August 6, 2012 3 comments

The monks of Ampleforth Abbey, on the edge of the North York Moors, have impressed many with their cider-making and cider brandy distilling in the last decade. Now they have created, along with Hebden Bridge’s Little Valley Brewery, a Belgian-style abbey dubbel. The launch has already been well-reported, with this Guardian article explaining that the ultimate aim is for production to move to the Abbey site, alongside their cider-making. Roger Protz believes the beer is brewed with Rochefort yeast.

The 7% bottle-conditioned dubbel pours a slightly russet cola colour, with no obvious yeast. The cream-coloured head disperses quickly. The aroma is of cocoa, nail varnish and cardamom. The mouthfeel initially seems thin for the ABV, quite cola-like and perhaps a little too sweet and easily drinkable, inviting gulps more than sips. But slowing down and swirling it around a little, I was rewarded with richer flavours, a little bit of raisin, dark chocolate and even some white pepper spiciness.
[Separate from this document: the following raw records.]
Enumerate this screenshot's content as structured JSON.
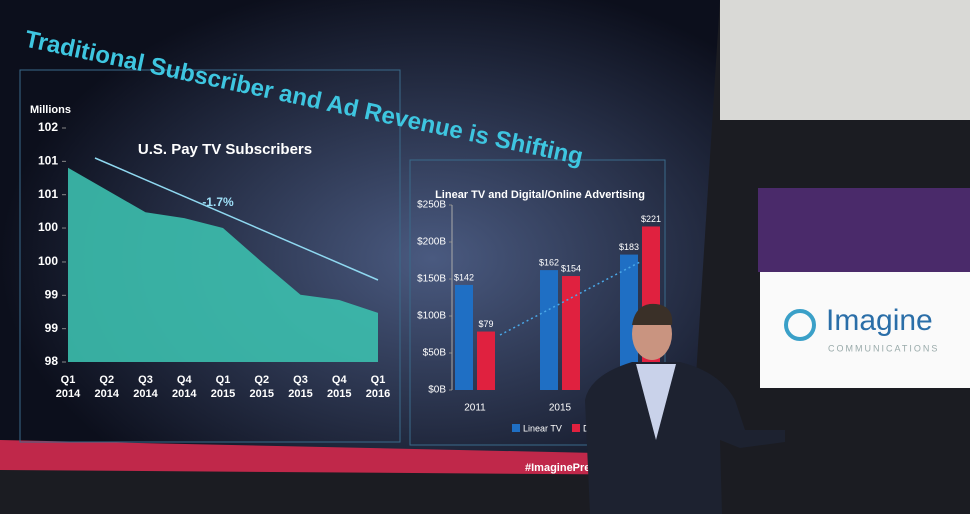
{
  "slide_title": "Traditional Subscriber and Ad Revenue is Shifting",
  "hashtag": "#ImaginePress",
  "logo": {
    "name": "Imagine",
    "tagline": "COMMUNICATIONS"
  },
  "chart_data": [
    {
      "type": "area",
      "title": "U.S. Pay TV Subscribers",
      "y_label": "Millions",
      "categories": [
        "Q1 2014",
        "Q2 2014",
        "Q3 2014",
        "Q4 2014",
        "Q1 2015",
        "Q2 2015",
        "Q3 2015",
        "Q4 2015",
        "Q1 2016"
      ],
      "values": [
        101.32,
        100.94,
        100.56,
        100.46,
        100.29,
        99.71,
        99.15,
        99.06,
        98.84
      ],
      "color": "#3cbfae",
      "ylim": [
        98,
        102
      ],
      "yticks": [
        98,
        {
          "value": 98.57,
          "label": "99"
        },
        {
          "value": 99.14,
          "label": "99"
        },
        {
          "value": 99.71,
          "label": "100"
        },
        {
          "value": 100.29,
          "label": "100"
        },
        {
          "value": 100.86,
          "label": "101"
        },
        {
          "value": 101.43,
          "label": "101"
        },
        102
      ],
      "annotation": "-1.7%"
    },
    {
      "type": "bar",
      "title": "Linear TV and Digital/Online Advertising",
      "categories": [
        "2011",
        "2015",
        null
      ],
      "series": [
        {
          "name": "Linear TV",
          "color": "#1f6fc4",
          "values": [
            142,
            162,
            183
          ],
          "value_labels": [
            "$142",
            "$162",
            "$183"
          ]
        },
        {
          "name": "Digital/Online",
          "color": "#e0213f",
          "values": [
            79,
            154,
            221
          ],
          "value_labels": [
            "$79",
            "$154",
            "$221"
          ]
        }
      ],
      "ylim": [
        0,
        250
      ],
      "yticks": [
        {
          "value": 0,
          "label": "$0B"
        },
        {
          "value": 50,
          "label": "$50B"
        },
        {
          "value": 100,
          "label": "$100B"
        },
        {
          "value": 150,
          "label": "$150B"
        },
        {
          "value": 200,
          "label": "$200B"
        },
        {
          "value": 250,
          "label": "$250B"
        }
      ]
    }
  ]
}
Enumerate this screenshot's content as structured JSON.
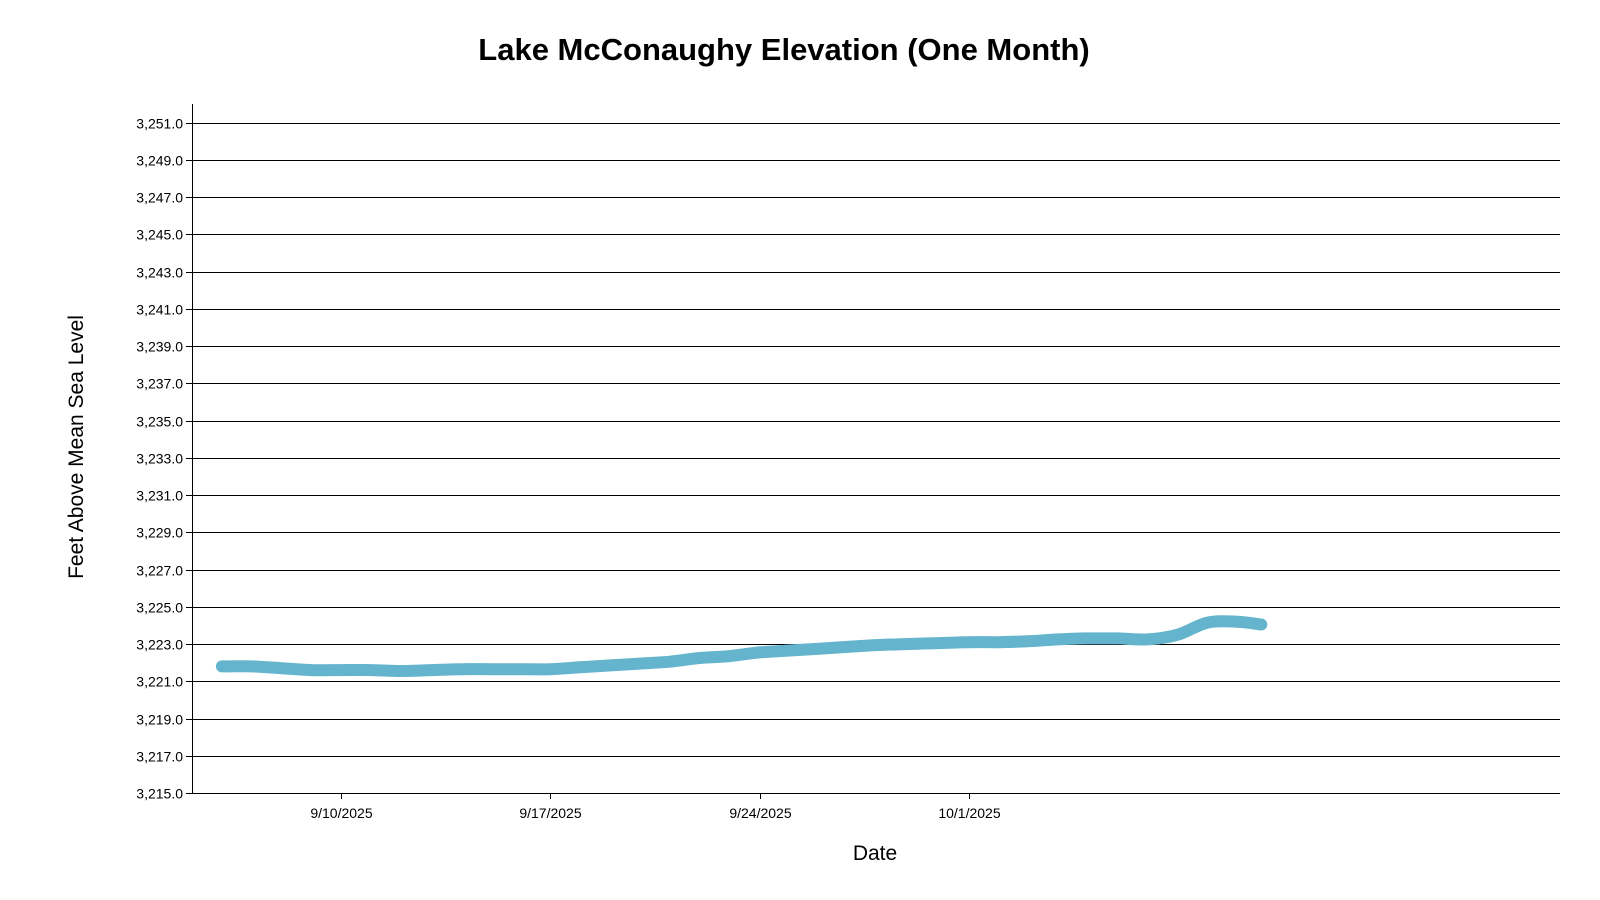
{
  "chart_data": {
    "type": "line",
    "title": "Lake McConaughy Elevation (One Month)",
    "xlabel": "Date",
    "ylabel": "Feet Above Mean Sea Level",
    "ylim": [
      3215.0,
      3252.0
    ],
    "yticks": [
      3215.0,
      3217.0,
      3219.0,
      3221.0,
      3223.0,
      3225.0,
      3227.0,
      3229.0,
      3231.0,
      3233.0,
      3235.0,
      3237.0,
      3239.0,
      3241.0,
      3243.0,
      3245.0,
      3247.0,
      3249.0,
      3251.0
    ],
    "ytick_labels": [
      "3,215.0",
      "3,217.0",
      "3,219.0",
      "3,221.0",
      "3,223.0",
      "3,225.0",
      "3,227.0",
      "3,229.0",
      "3,231.0",
      "3,233.0",
      "3,235.0",
      "3,237.0",
      "3,239.0",
      "3,241.0",
      "3,243.0",
      "3,245.0",
      "3,247.0",
      "3,249.0",
      "3,251.0"
    ],
    "xlim_days": [
      -5.0,
      40.8
    ],
    "xticks_days": [
      0,
      7,
      14,
      21
    ],
    "xtick_labels": [
      "9/10/2025",
      "9/17/2025",
      "9/24/2025",
      "10/1/2025"
    ],
    "x_days_note": "days since 9/10/2025",
    "grid": true,
    "series": [
      {
        "name": "Elevation",
        "color": "#63b4cc",
        "x": [
          -4,
          -3,
          -2,
          -1,
          0,
          1,
          2,
          3,
          4,
          5,
          6,
          7,
          8,
          9,
          10,
          11,
          12,
          13,
          14,
          15,
          16,
          17,
          18,
          19,
          20,
          21,
          22,
          23,
          24,
          25,
          26,
          27,
          28,
          29,
          30,
          30.8
        ],
        "values": [
          3221.8,
          3221.8,
          3221.7,
          3221.6,
          3221.6,
          3221.6,
          3221.55,
          3221.6,
          3221.65,
          3221.65,
          3221.65,
          3221.65,
          3221.75,
          3221.85,
          3221.95,
          3222.05,
          3222.25,
          3222.35,
          3222.55,
          3222.65,
          3222.75,
          3222.85,
          3222.95,
          3223.0,
          3223.05,
          3223.1,
          3223.1,
          3223.15,
          3223.25,
          3223.3,
          3223.3,
          3223.25,
          3223.5,
          3224.15,
          3224.2,
          3224.05
        ]
      }
    ]
  }
}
The beer is perhaps slighty less complex than the most interesting Belgian dubbels, and in my inexpert mind I wondered whether that may be related to the fact that the yeast seems more restrained than in those examples. Nonetheless this is a good beer, perhaps best enjoyed with some cheese or chocolate. It represents something to build on when, as I hope is the case, the brothers decide to brew an Ampleforth Tripel and an Ampleforth Abt.